For more than two decades, five successive vice-chancellors at the University of Uyo inherited the injustice meted out to Mr. Ebong. Yet, not one summoned the moral courage to correct it.

Ironically, the same university continues to celebrate Professor Akpan Ekpo, under whose watch the injustice began, even when he could not tolerate criticism when a colleague called out his alleged wrongdoing.

It is easy to say he died of heart failure. But that is only part of the truth. Professor Inih Ebong died because the system killed him. It was slowly, cruelly, and publicly. In life, he was denied justice, but in death, he deserves not just remembrance but accountability too.

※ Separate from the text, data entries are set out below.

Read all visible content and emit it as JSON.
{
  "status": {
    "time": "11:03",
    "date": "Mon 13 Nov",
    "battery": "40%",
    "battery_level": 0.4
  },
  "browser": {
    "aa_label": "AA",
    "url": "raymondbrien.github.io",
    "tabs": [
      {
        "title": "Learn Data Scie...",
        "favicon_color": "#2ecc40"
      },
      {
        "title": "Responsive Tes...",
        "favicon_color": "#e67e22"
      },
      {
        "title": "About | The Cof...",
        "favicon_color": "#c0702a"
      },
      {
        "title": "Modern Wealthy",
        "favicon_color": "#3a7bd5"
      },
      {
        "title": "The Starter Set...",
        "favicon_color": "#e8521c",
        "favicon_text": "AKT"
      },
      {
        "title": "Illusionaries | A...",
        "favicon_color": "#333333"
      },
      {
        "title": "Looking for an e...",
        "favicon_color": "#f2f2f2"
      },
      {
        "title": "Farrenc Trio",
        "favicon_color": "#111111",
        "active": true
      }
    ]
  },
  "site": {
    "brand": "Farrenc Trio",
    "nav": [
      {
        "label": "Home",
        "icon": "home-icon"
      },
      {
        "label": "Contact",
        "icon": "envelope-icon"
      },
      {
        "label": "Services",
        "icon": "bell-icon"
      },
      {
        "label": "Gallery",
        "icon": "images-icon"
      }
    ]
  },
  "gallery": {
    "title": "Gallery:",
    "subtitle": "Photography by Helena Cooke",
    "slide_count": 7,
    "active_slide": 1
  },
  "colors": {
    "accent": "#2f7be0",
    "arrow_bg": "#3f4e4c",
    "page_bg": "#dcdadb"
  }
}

Another former Uniuyo student, Ubong Nelson on Facebook wrote,

“THEY FINALLY KILLED INNIH EBONG

“The story about educational institutions turning to political tools abound.

“Innih Ebong was an independent minded college professor. I remember. Theater Arts. They come different. But very brilliant.

“By the time the regime of Prof. Akpan Ekpo hounded him out of UNIUYO, he was actually one of the best academic around.

“After the forced expulsion, the victim took to the law courts. Interestingly, well meaning Nigerians supported his cause. He won at the courts and finally at the Industrial Court.

“One of the VCs who refused to pay his outstanding emoluments is Professor Essien, a SAN. You see the hearts of men?

“Yesterday, Innih Ebong lost the battle to live and will the administrators of UNIUYO clink their glasses in victory, or ..? Who’s next?”

The University of Uyo did not respond to multiple requests for comment at the time of publication.